The Maryland Highway Safety Office (HSO) has partnered with 7-Eleven convenience stores and Chick-fil-A chicken restaurants, which have donated gift cards for buckled-up motorists checked at Maryland seat belt checkpoints. The HSO is running a second incentive program called “Buckle Up for a Buck,” where police give a dollar to motorists who are observed wearing their seat belts; banks donated the bucks. Both programs involve the charity of Maryland businesses and reward citizens for wearing their seat belts without draining federal or state dollars. (Source: GHSA Press Release, “States Launch Massive Seat Belt Use Crackdown,” May 24, 2010.)
Any experienced Harford County, Maryland car accident attorney will tell you: Maryland seat belt laws aren’t in place to encroach on anyone’s freedom or to wrinkle their neatly pressed work clothes. Seat belts save lives. They prevent serious injuries that can occur in Maryland traffic accidents, including devastating and often fatal spine and head injury.
Maryland is among the states participating in a national Click It or Ticket campaign.

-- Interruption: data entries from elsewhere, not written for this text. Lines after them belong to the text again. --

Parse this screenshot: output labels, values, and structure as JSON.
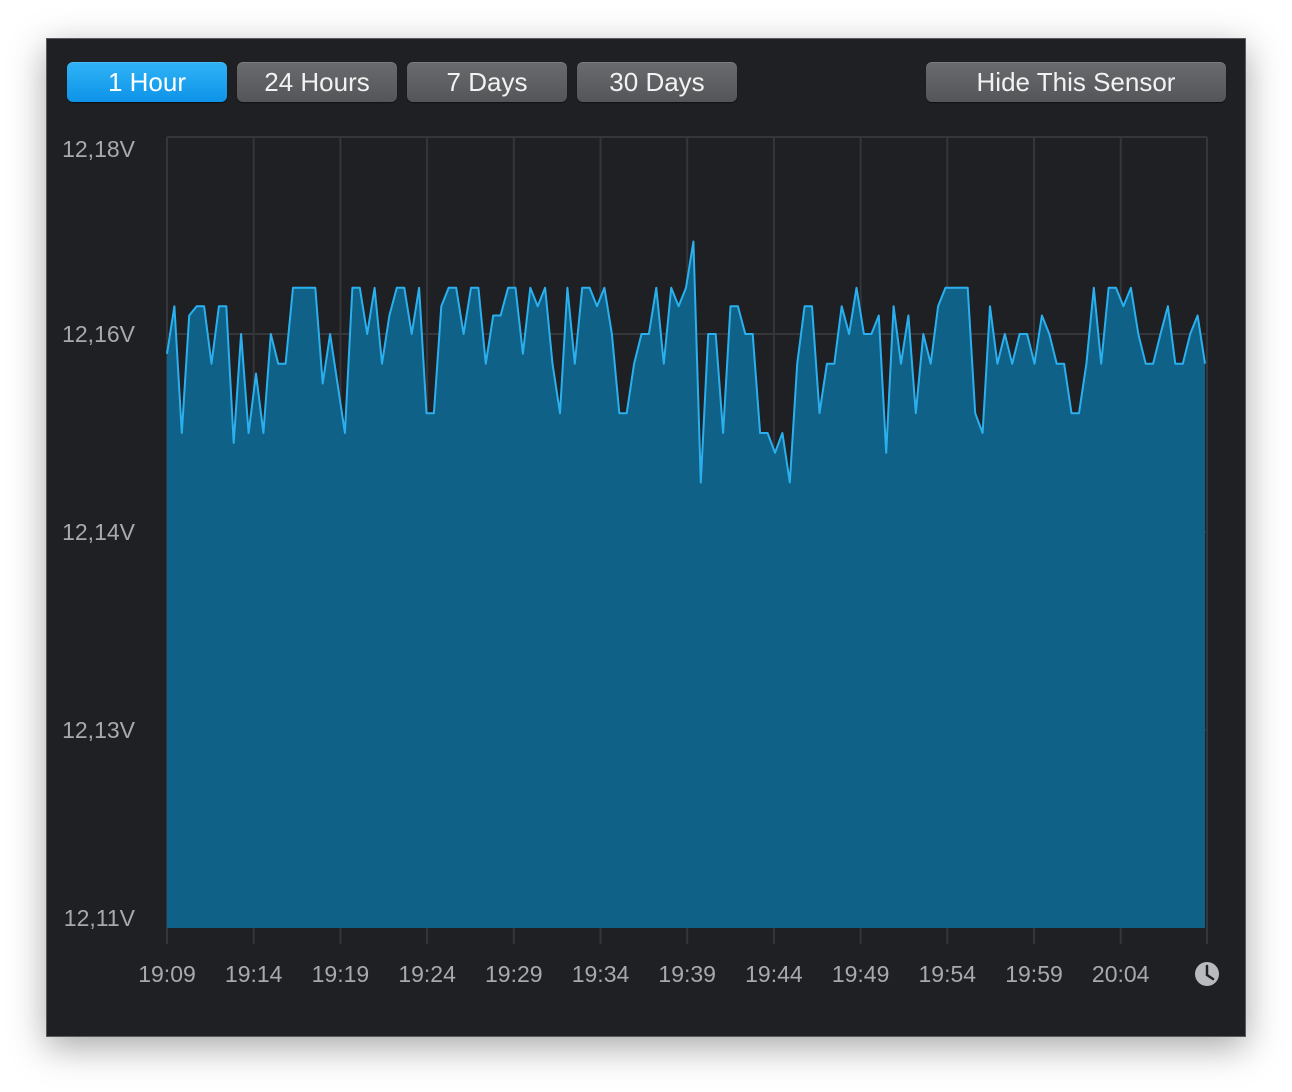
{
  "range_buttons": [
    {
      "label": "1 Hour",
      "active": true
    },
    {
      "label": "24 Hours",
      "active": false
    },
    {
      "label": "7 Days",
      "active": false
    },
    {
      "label": "30 Days",
      "active": false
    }
  ],
  "hide_sensor_label": "Hide This Sensor",
  "clock_icon": "clock-icon",
  "colors": {
    "line": "#2bb0ef",
    "fill": "#0f6187",
    "grid": "#34363a",
    "active_button": "#15a0ee"
  },
  "chart_data": {
    "type": "area",
    "xlabel": "",
    "ylabel": "",
    "x_ticks": [
      "19:09",
      "19:14",
      "19:19",
      "19:24",
      "19:29",
      "19:34",
      "19:39",
      "19:44",
      "19:49",
      "19:54",
      "19:59",
      "20:04"
    ],
    "y_ticks": [
      "12,18V",
      "12,16V",
      "12,14V",
      "12,13V",
      "12,11V"
    ],
    "grid": true,
    "series": [
      {
        "x": [
          "19:09",
          "19:09",
          "19:10",
          "19:10",
          "19:10",
          "19:11",
          "19:11",
          "19:11",
          "19:12",
          "19:12",
          "19:12",
          "19:13",
          "19:13",
          "19:13",
          "19:14",
          "19:14",
          "19:14",
          "19:15",
          "19:15",
          "19:15",
          "19:16",
          "19:16",
          "19:17",
          "19:17",
          "19:18",
          "19:18",
          "19:19",
          "19:19",
          "19:19",
          "19:20",
          "19:20",
          "19:21",
          "19:21",
          "19:21",
          "19:22",
          "19:22",
          "19:23",
          "19:23",
          "19:24",
          "19:24",
          "19:25",
          "19:25",
          "19:26",
          "19:26",
          "19:26",
          "19:27",
          "19:27",
          "19:28",
          "19:28",
          "19:29",
          "19:29",
          "19:30",
          "19:30",
          "19:30",
          "19:31",
          "19:31",
          "19:32",
          "19:32",
          "19:33",
          "19:33",
          "19:34",
          "19:34",
          "19:35",
          "19:35",
          "19:35",
          "19:36",
          "19:36",
          "19:37",
          "19:37",
          "19:38",
          "19:38",
          "19:39",
          "19:39",
          "19:39",
          "19:40",
          "19:40",
          "19:40",
          "19:41",
          "19:41",
          "19:41",
          "19:42",
          "19:42",
          "19:43",
          "19:43",
          "19:43",
          "19:44",
          "19:44",
          "19:45",
          "19:45",
          "19:46",
          "19:46",
          "19:46",
          "19:47",
          "19:47",
          "19:48",
          "19:48",
          "19:48",
          "19:49",
          "19:49",
          "19:50",
          "19:50",
          "19:51",
          "19:51",
          "19:51",
          "19:52",
          "19:52",
          "19:53",
          "19:53",
          "19:54",
          "19:54",
          "19:55",
          "19:55",
          "19:56",
          "19:56",
          "19:56",
          "19:57",
          "19:57",
          "19:58",
          "19:58",
          "19:59",
          "19:59",
          "20:00",
          "20:00",
          "20:00",
          "20:01",
          "20:01",
          "20:02",
          "20:02",
          "20:03",
          "20:03",
          "20:04",
          "20:04",
          "20:05",
          "20:05",
          "20:06",
          "20:06",
          "20:07",
          "20:07",
          "20:08",
          "20:08",
          "20:08"
        ],
        "y": [
          12.158,
          12.163,
          12.15,
          12.162,
          12.163,
          12.163,
          12.157,
          12.163,
          12.163,
          12.149,
          12.16,
          12.15,
          12.156,
          12.15,
          12.16,
          12.157,
          12.157,
          12.165,
          12.165,
          12.165,
          12.165,
          12.155,
          12.16,
          12.155,
          12.15,
          12.165,
          12.165,
          12.16,
          12.165,
          12.157,
          12.162,
          12.165,
          12.165,
          12.16,
          12.165,
          12.152,
          12.152,
          12.163,
          12.165,
          12.165,
          12.16,
          12.165,
          12.165,
          12.157,
          12.162,
          12.162,
          12.165,
          12.165,
          12.158,
          12.165,
          12.163,
          12.165,
          12.157,
          12.152,
          12.165,
          12.157,
          12.165,
          12.165,
          12.163,
          12.165,
          12.16,
          12.152,
          12.152,
          12.157,
          12.16,
          12.16,
          12.165,
          12.157,
          12.165,
          12.163,
          12.165,
          12.17,
          12.145,
          12.16,
          12.16,
          12.15,
          12.163,
          12.163,
          12.16,
          12.16,
          12.15,
          12.15,
          12.148,
          12.15,
          12.145,
          12.157,
          12.163,
          12.163,
          12.152,
          12.157,
          12.157,
          12.163,
          12.16,
          12.165,
          12.16,
          12.16,
          12.162,
          12.148,
          12.163,
          12.157,
          12.162,
          12.152,
          12.16,
          12.157,
          12.163,
          12.165,
          12.165,
          12.165,
          12.165,
          12.152,
          12.15,
          12.163,
          12.157,
          12.16,
          12.157,
          12.16,
          12.16,
          12.157,
          12.162,
          12.16,
          12.157,
          12.157,
          12.152,
          12.152,
          12.157,
          12.165,
          12.157,
          12.165,
          12.165,
          12.163,
          12.165,
          12.16,
          12.157,
          12.157,
          12.16,
          12.163,
          12.157,
          12.157,
          12.16,
          12.162,
          12.157
        ]
      }
    ]
  }
}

In Maryland in 2007, there were 615 deaths resulting from 100,943 traffic accidents that were reported to the police; deaths include motor vehicle drivers, passengers, as well as motorcycle riders, bicyclists, and pedestrians killed in Md car crashes.
That same year (2007), Maryland’s safety belt use rate was 93.1 percent — a rate that had increased over the previous five years, as the numbers of Maryland traffic accident deaths decreased. (Source: Maryland Highway Safety Office, State of Maryland FFY 2009 Highway Safety Plan.) Maryland has a primary seat belt law which requires adults and young adults ages 16 and over to wear front-seat seatbelts, with a $25 maximum fine for first offense. Separate safety laws are in place regarding seat belts, car seats, and restraints for youth, children, and infants riding in motor vehicles in Maryland.